ELPUB2018 Scholarship Spotlight: Andre Appel

Map of the world with pins in it in the background. In the foreground is a headshot of Andre Appel.

Over the next few weeks in the lead up to the ELPUB Conference, we will be featuring the #ELPUB2018 Travel Scholarship recipients on our blog. We would like to thank our Conference Partners – PLOS, OpenEdition, SPARC, FACETS Journal, UTSC’s Arts Culture and Media Department and Centre for Critical Development Studies, U of T Libraries, ACRL, Arcadia Fund, CARL, Creative Commons, eLife, KULA Journal and Ubiquity Press – for making it possible to include more voices in the conversation.

In this post, we share a Question and Answer interview with Andre Appel from Universidade Federal do Rio de Janeiro (UFRJ) / Instituto Brasileiro de Informação em Ciência e Tecnologia (IBICT), Brazil. Andre is a co-author of the paper, “Open Science practices adopted by Latin American & Caribbean open access journals” to be presented at the ELPUB Conference.

What are your research interests and how do they fit in with the theme of the ELPUB conference (Connecting the Knowledge Commons: From Projects to Sustainable Infrastructure)?

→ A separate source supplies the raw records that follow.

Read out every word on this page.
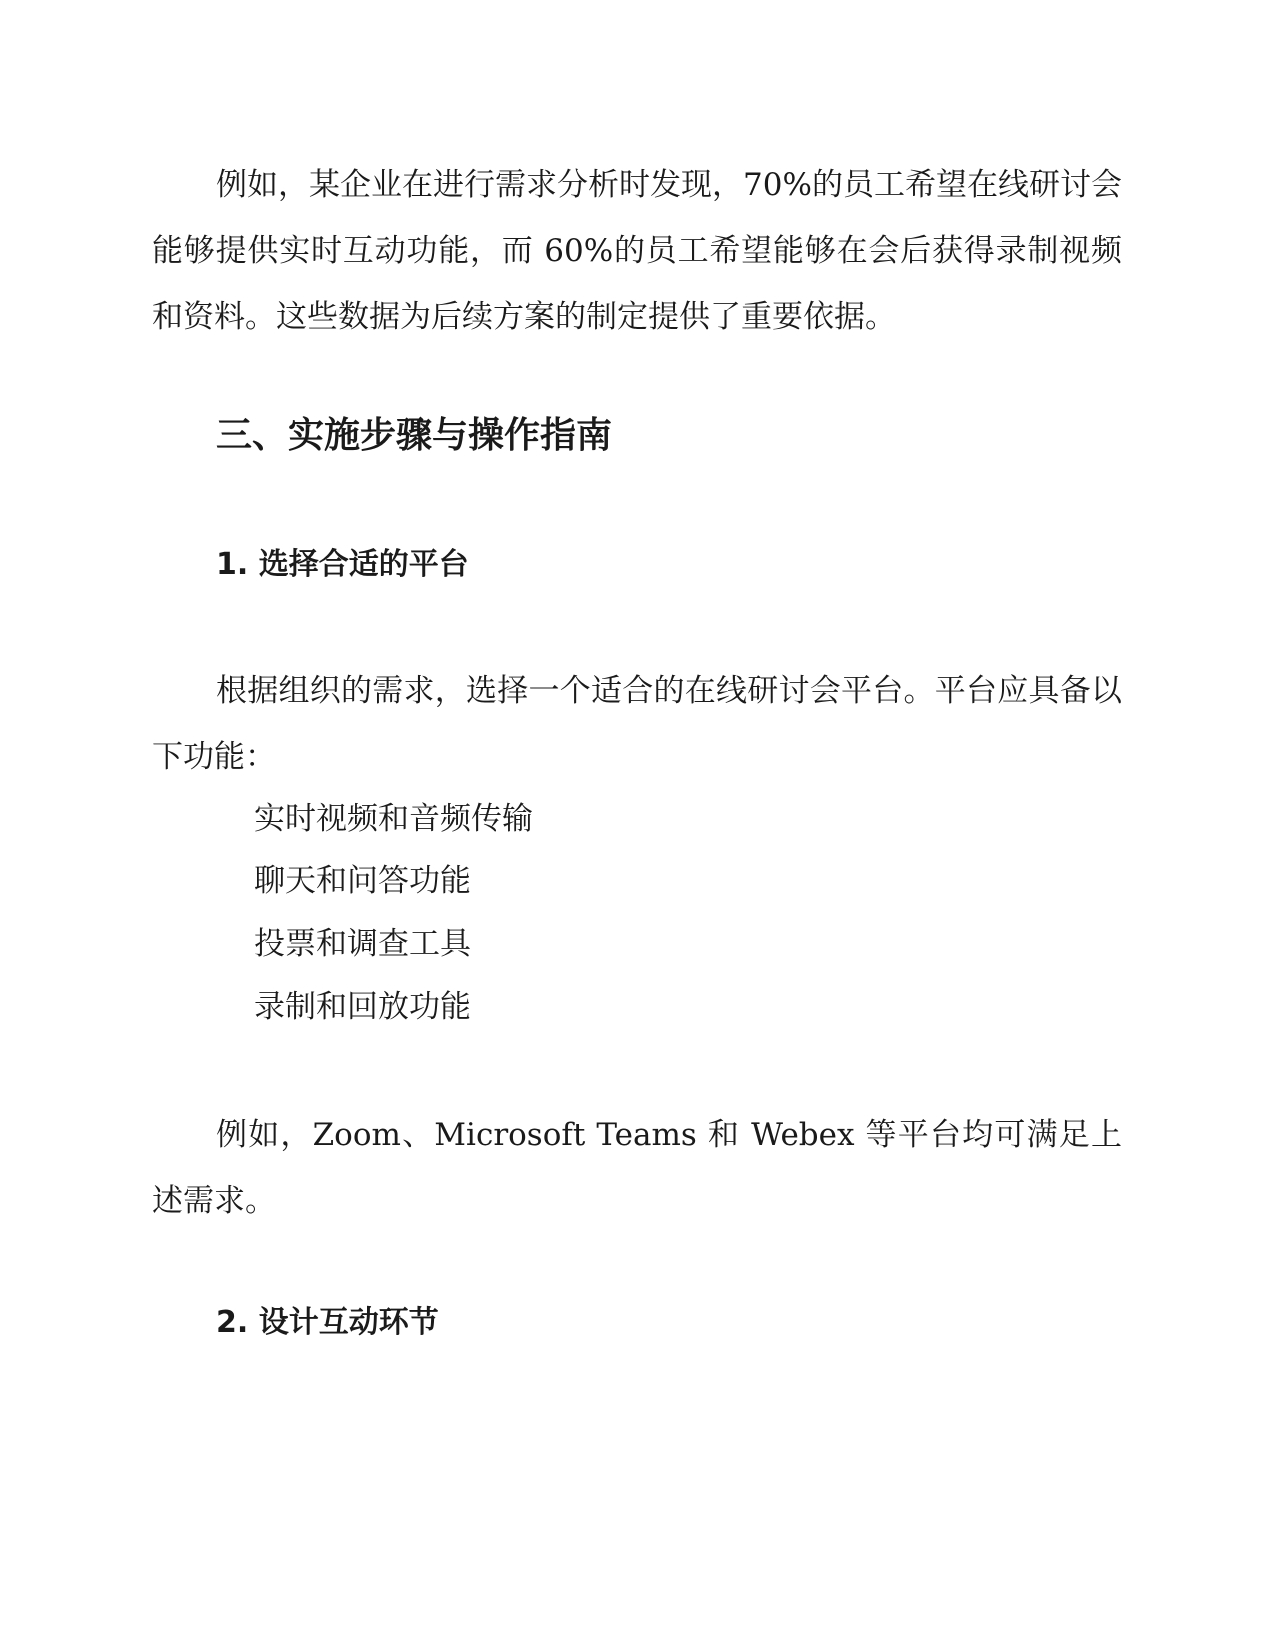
例如，某企业在进行需求分析时发现，70%的员工希望在线研讨会能够提供实时互动功能，而 60%的员工希望能够在会后获得录制视频和资料。这些数据为后续方案的制定提供了重要依据。

三、实施步骤与操作指南
1. 选择合适的平台

根据组织的需求，选择一个适合的在线研讨会平台。平台应具备以下功能：

实时视频和音频传输
聊天和问答功能
投票和调查工具
录制和回放功能

例如，Zoom、Microsoft Teams 和 Webex 等平台均可满足上述需求。

2. 设计互动环节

At the moment, I am a PhD candidate in the field of Information Science in Brazil. My research interests focus on the adoption of Open Science practices by Open Access (OA) Journals. Precisely, I am investigating how the concept of openness is being adopted or deployed by OA journals, either in the form of practices and processes or long term policies. I also expect to understand how technical, economical and political-institutional aspects unfold from the adoption of these practices. The ELPUB conference is going to be really important in this regard, as it is going to address many of the topics related to publishing practices along with critical aspects regarding OA publishing.

What are some of the specific challenges within your region/country with regards to infrastructures for open access?

Latin American countries, including Brazil, may be considered pioneers on the adoption of the OA publishing scheme. By deploying our own OA infrastructures, including platforms such as SciELO and indexing databases such as Redalyc and Latindex, also individual journals based on open source software, such as PKP Open Journal Systems, we are able to create a vast environment for dissemination and access of/to knowledge that is locally produced. Although one of our main concerns at the moment is to enhance the circulation of such knowledge globally, which is mainly constrained by the fact that the research that is produced in the so-called Global South is yet seen as of ‘poor quality’ because it is not as cited or not indexed as the research being produced in the North. Hence, not only OA publishing infrastructures demands improvements but also the research evaluation systems.

What do you hope are the outcomes of the ELPUB Conference?

I would like to thank ELPUB’s Organising Committee and also the Sponsors for giving me the opportunity to attend the Conference and also for improving its plurality. I have also had the opportunity to attend ELPUB 2017 and it felt great to be in touch with state of art of publishing, combined with the presence of a very critical audience and panelists, I think this is going to be even more pronounced in 2018.